2.4 Penelitian Terdahulu
Penelitian yang dilakukan oleh Ira Irawati, dkk 2008 berjudul “Pengukuran Tingkat Daya Saing Daerah Berdasarkan Variabel Perekonomian
Daerah, Variabel Infrastruktur dan Sumber Daya Alam, Serta Variabel Sumber Daya Manusia di Wilayah Sulawesi Tenggara”. Dalam penelitian ini metode yang
digunakan adalah Analytical Hierarchy Process AHP. Kesimpulan yang dihasilkan dari penelitian iniadalah peringkat daya saing terbaik berdasarkan
variabel perekonomian daerah, infrastruktur dan sumber daya alam, serta sumber daya manusia pada kabupatenkota di Sulawesi Tenggara, turut mendukung
kabuptenkota tersebut untuk menjadi peringkat terbaik secara umum.

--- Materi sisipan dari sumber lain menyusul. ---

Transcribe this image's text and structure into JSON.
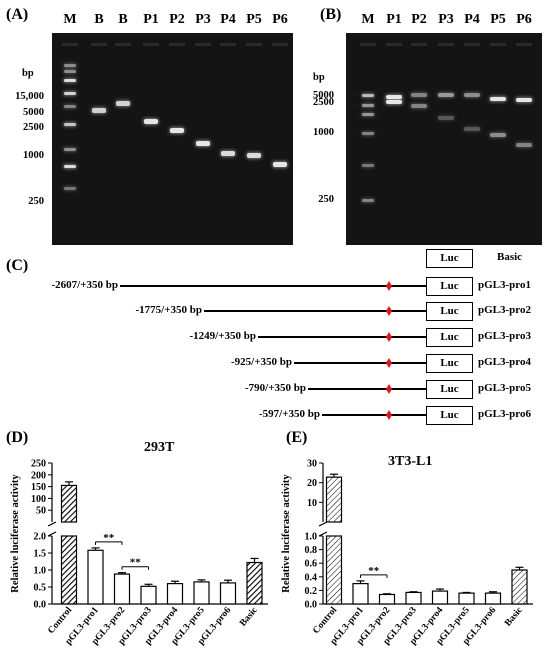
{
  "panelA": {
    "label": "(A)",
    "lanes": [
      "M",
      "B",
      "B",
      "P1",
      "P2",
      "P3",
      "P4",
      "P5",
      "P6"
    ],
    "bp_title": "bp",
    "markers": [
      "15,000",
      "5000",
      "2500",
      "1000",
      "250"
    ]
  },
  "panelB": {
    "label": "(B)",
    "lanes": [
      "M",
      "P1",
      "P2",
      "P3",
      "P4",
      "P5",
      "P6"
    ],
    "bp_title": "bp",
    "markers": [
      "5000",
      "2500",
      "1000",
      "250"
    ]
  },
  "panelC": {
    "label": "(C)",
    "luc": "Luc",
    "basic_label": "Basic",
    "constructs": [
      {
        "range": "-2607/+350 bp",
        "name": "pGL3-pro1"
      },
      {
        "range": "-1775/+350 bp",
        "name": "pGL3-pro2"
      },
      {
        "range": "-1249/+350 bp",
        "name": "pGL3-pro3"
      },
      {
        "range": "-925/+350 bp",
        "name": "pGL3-pro4"
      },
      {
        "range": "-790/+350 bp",
        "name": "pGL3-pro5"
      },
      {
        "range": "-597/+350 bp",
        "name": "pGL3-pro6"
      }
    ]
  },
  "chart_data": [
    {
      "type": "bar",
      "panel": "(D)",
      "title": "293T",
      "ylabel": "Relative luciferase activity",
      "categories": [
        "Control",
        "pGL3-pro1",
        "pGL3-pro2",
        "pGL3-pro3",
        "pGL3-pro4",
        "pGL3-pro5",
        "pGL3-pro6",
        "Basic"
      ],
      "values": [
        155,
        1.58,
        0.88,
        0.52,
        0.6,
        0.65,
        0.62,
        1.22
      ],
      "errors": [
        15,
        0.07,
        0.04,
        0.06,
        0.07,
        0.06,
        0.08,
        0.12
      ],
      "broken_axis": true,
      "lower_ticks": [
        "0.0",
        "0.5",
        "1.0",
        "1.5",
        "2.0"
      ],
      "upper_ticks": [
        "50",
        "100",
        "150",
        "200",
        "250"
      ],
      "significance": [
        {
          "from": "pGL3-pro1",
          "to": "pGL3-pro2",
          "label": "**"
        },
        {
          "from": "pGL3-pro2",
          "to": "pGL3-pro3",
          "label": "**"
        }
      ]
    },
    {
      "type": "bar",
      "panel": "(E)",
      "title": "3T3-L1",
      "ylabel": "Relative luciferase activity",
      "categories": [
        "Control",
        "pGL3-pro1",
        "pGL3-pro2",
        "pGL3-pro3",
        "pGL3-pro4",
        "pGL3-pro5",
        "pGL3-pro6",
        "Basic"
      ],
      "values": [
        22.8,
        0.3,
        0.14,
        0.17,
        0.19,
        0.16,
        0.16,
        0.5
      ],
      "errors": [
        1.5,
        0.04,
        0.01,
        0.01,
        0.03,
        0.01,
        0.02,
        0.04
      ],
      "broken_axis": true,
      "lower_ticks": [
        "0.0",
        "0.2",
        "0.4",
        "0.6",
        "0.8",
        "1.0"
      ],
      "upper_ticks": [
        "10",
        "20",
        "30"
      ],
      "significance": [
        {
          "from": "pGL3-pro1",
          "to": "pGL3-pro2",
          "label": "**"
        }
      ]
    }
  ]
}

Kemudian penelitian yang dilakukan oleh Millah 2013 yang berjudul
“Analisis Daya Saing Daerah di Jawa Tengah” memberikan hasil penelitian yaitu hasil tingkat daya saing daerah kota di Jawa Tengah antara lain Kota Semarang
menduduki peringkat pertama pada tingkat daya saing daerah kota di Jawa Tengah dari tahun 2009 sampai tahun 2011. Sedangkan Kota Tegal menduduki
peringkat terendah pada tahun 2009 dan tahun 2011, dan Kota Magelang menduduki peringkat terendah pada tahun 2010. Potensi Kota Semarang unggul
pada hampir seluruh indikator daya saing. Semakin unggul potensi yang dimiliki suatu daerah maka semakin tinggi pula tingkat daya saing daerah kota tersebut.
Penelitian selanjutnya yang dilakukan Hidayat 2012 mengenai “Analisis Daya Saing Ekonomi Kota Medan” memberikan kesimpulan hasil penelitian yaitu
dari hasil pembobotan dan pemeringkatan diperoleh tiga faktor utama penentu daya saing ekonomi Kota Medan, yaitu faktor infrastruktur dengan nilai bobot
tertinggi 0,252, diikuti faktor ekonomi daerah 0,243 dan faktor sistem keuangan 0,219. Sedangkan faktor berikutnya adalah faktor kelembagaan
0,148 dan faktor sosial politik 0,139. Kemudian, skala prioritas yang harus diperhatikan untuk faktor infrastruktur adalah ketersediaan dan kualitas
infrastruktur seperti kualitas jalan, kualitas pelabuhan laut dan udara. Sedangkan, skala prioritas faktor ekonomi daerah adalah tingkat daya beli masyarakat dan laju
pertumbuhan ekonomi. Sementara itu, faktor sistem keuangan yang menjadi skala prioritas adlah kinerja lembaga keuangan dengan jumlah kredit yang disalurkan
dan infrastruktur perbankan melalui jumlah kantor bank dan fasilitasnya. Untuk faktor kelembagaan yang menjadi skala prioritasnya adalah kepastian hukum
melaui konsistensi peraturan dan pengakan hukum yang dirasa masih terlaludistorsif. Sedangkan skala prioritas untuk faktor sosial politik adalah tingkat
keamanan guna menjamin kelangsungan berusaha dan gangguan masyarakat disekitar tempat usaha. Hidayat menyarankan perlunya perbaikan dan peningkatan
sarana infrastruktur sebagai upaya untuk mendorong tumbuhnya kegiatan usaha baru sehinga menimbulkan dampak multiplier efek yang besar.
Indrawati 2012 dalam penelitiannya yang berjudul “Analisis Elemen- Elemen Prakondisi Pembentukan Daerah Otonom Baru dan Daya Saing Investasi
Daerah Otonom Baru Studi di Kabupaten Bandung Barat” menyebutkan daya
saing investasi di Kabupaten Bandung Barat sudah tinggi dilihat dari peningkatan jumlah investasi. Adapun identifikasi yang mendukung bagi terciptanya daya
saing investasi di Kabupaten Bandung Barat yakni manajemen dan kepemimpinan, perencanaan, dan kondisi daerah yang kondusif.
Santoso 2009 dalam hasil penelitiannya yang berjudul “Daya Saing Kota- kota Besar di Indonesia” menyebutkan pendekatan pengembangan kota melalui
penguatan daya saing kota menjadi salah satu strategi kota untuk mampu berkompetisi dengan kota-kota lainnya. Berdasarkan hasil pemetaan daya saing
daerah di Indonesia, menempatkan Kota Surabaya, Kota Batam, dan Kota Balikpapan sebagai tiga kota besar yang mempunyai peringkat teratas. Sedangkan
tiga kota besar yang berada pada peringkat bawah adalah Kota Bogor, Kota Jambi dan Kota Bandar Lampung.